Sunday, May 18, 2008

Adventures with a Kodak Printer

A few days ago, my crappy old Dell printer began acting up and I thought it was about time to replace it. Sams Club had Kodak all-in-one printers for $89. These things were supposed to print photos equal to commercial labs as well as regular letters, and also scan, fax, and copy. And their ink refills were mondo cheap. Sounded cool to me, and Kodak is a big name, and the price is unbeatable, so you can't go wrong, can you?

You bet your ass you can.

I lugged it home and installed it Friday night. The software bundle is huge and takes a long time to run just from the CD. Then I had to download and install the latest version from the Kodak site, which over my DSL line took an hour. Made a couple of test 4x6 photos and documents and they really looked good. I'm a happy man. So then I launched Microsoft Outlook to get to work. Uh oh. Outlook got about halfway through the launch and crashed bigger than a jet plane. I tried a few things and it still crashed. Uninstalled the Kodak software and it did it again. Ran the System Restore utility to bring the computer back to where it was before it all started, and Outlook ran just fine. So here I am, right back at the beginning, after several hours of mostly waiting for software to download or run or whatever. I'm not a happy man.

This went on for the next 24 hours. I installed the software several different ways. I called Kodak's tech support twice. I rebooted a dozen times. I installed, I uninstalled, I ran System Restore, I installed several Microsoft upgrades, all to no avail. The Kodak software killed Outlook every time. Finally the Kodak tech rep (a really nice guy in El Salvador) said that it was a Microsoft problem, not Kodak, and there was nothing more they could do.

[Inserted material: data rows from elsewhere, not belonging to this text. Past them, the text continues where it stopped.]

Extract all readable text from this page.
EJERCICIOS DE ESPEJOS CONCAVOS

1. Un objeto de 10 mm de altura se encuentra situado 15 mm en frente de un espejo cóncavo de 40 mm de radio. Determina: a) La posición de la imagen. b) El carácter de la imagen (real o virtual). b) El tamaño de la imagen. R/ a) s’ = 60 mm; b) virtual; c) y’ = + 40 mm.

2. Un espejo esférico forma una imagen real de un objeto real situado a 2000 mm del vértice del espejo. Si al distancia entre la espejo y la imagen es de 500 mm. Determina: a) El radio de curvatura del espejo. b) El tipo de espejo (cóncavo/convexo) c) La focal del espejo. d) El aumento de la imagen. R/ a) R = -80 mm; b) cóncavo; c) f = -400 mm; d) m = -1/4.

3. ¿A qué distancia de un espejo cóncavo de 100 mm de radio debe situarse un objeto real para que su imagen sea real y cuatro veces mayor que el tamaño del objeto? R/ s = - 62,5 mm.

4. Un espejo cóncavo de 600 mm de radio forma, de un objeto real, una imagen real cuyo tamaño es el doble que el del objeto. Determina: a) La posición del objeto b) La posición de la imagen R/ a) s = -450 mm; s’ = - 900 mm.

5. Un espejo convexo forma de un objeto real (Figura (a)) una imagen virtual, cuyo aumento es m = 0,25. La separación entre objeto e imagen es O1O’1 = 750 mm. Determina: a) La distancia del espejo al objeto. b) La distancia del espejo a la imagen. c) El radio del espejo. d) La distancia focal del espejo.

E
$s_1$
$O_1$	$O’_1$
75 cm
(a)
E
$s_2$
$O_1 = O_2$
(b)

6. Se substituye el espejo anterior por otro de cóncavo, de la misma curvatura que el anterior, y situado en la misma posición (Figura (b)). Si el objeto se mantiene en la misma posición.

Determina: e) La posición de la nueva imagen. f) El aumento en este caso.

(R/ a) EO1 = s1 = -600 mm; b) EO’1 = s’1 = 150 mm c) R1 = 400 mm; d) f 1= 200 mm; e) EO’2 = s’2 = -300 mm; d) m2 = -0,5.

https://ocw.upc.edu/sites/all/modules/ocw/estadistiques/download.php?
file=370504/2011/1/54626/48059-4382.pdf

Well, there was sure as hell something I could do. I uninstalled the Kodak software, ran System Restore one last time, then packed everything back up in the box and took it back to Sam's. Sorry, Kodak, but in a battle between you and Microsoft, Microsoft wins. Everything else on my computer works with Windows, so if your stuff doesn't, that's your bad. I did some Google searches while trying to find more information, and found a lot of people with very very bad things to say about Kodak's software, so I'm not alone. The sad part is that the photos that actually come out are really good and really cheap.

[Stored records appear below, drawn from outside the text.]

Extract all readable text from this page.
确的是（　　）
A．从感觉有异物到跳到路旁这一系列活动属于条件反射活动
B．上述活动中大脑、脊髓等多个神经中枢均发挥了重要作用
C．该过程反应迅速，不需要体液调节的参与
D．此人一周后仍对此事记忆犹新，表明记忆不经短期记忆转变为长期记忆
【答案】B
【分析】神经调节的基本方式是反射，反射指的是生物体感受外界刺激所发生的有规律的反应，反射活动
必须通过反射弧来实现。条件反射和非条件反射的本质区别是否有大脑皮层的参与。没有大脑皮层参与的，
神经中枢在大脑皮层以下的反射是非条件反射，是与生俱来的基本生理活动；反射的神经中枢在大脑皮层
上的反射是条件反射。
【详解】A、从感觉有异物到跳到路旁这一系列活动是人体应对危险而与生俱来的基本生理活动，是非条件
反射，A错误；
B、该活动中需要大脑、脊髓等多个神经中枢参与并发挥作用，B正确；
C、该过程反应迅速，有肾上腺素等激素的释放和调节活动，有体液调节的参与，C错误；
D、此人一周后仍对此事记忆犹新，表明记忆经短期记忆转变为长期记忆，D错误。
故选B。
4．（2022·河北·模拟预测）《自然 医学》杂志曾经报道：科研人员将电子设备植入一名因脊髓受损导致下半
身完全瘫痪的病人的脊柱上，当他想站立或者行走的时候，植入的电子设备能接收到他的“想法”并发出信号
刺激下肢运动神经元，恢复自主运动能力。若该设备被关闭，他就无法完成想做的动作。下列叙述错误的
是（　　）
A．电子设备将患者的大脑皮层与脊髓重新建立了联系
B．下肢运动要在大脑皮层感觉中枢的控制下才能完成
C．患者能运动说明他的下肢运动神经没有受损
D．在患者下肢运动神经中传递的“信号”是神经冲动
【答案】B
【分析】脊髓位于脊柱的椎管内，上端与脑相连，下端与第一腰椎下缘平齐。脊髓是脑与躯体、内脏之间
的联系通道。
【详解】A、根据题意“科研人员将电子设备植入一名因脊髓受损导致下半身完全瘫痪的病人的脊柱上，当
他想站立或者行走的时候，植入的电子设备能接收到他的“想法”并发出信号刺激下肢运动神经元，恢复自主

On a related note, during this process I installed Service Pack 3 for Windows XP. And immediately uninstalled it. My old system is slow in booting up, but SP 3 bogged it down like a Kia pulling a freight train.

Lessons learned:
1. Stay away from Kodak printers until they learn how to do software right.
2. Stay away from Windows XP SP3.
3. When this computer finally dies, I'm replacing it with a Mac.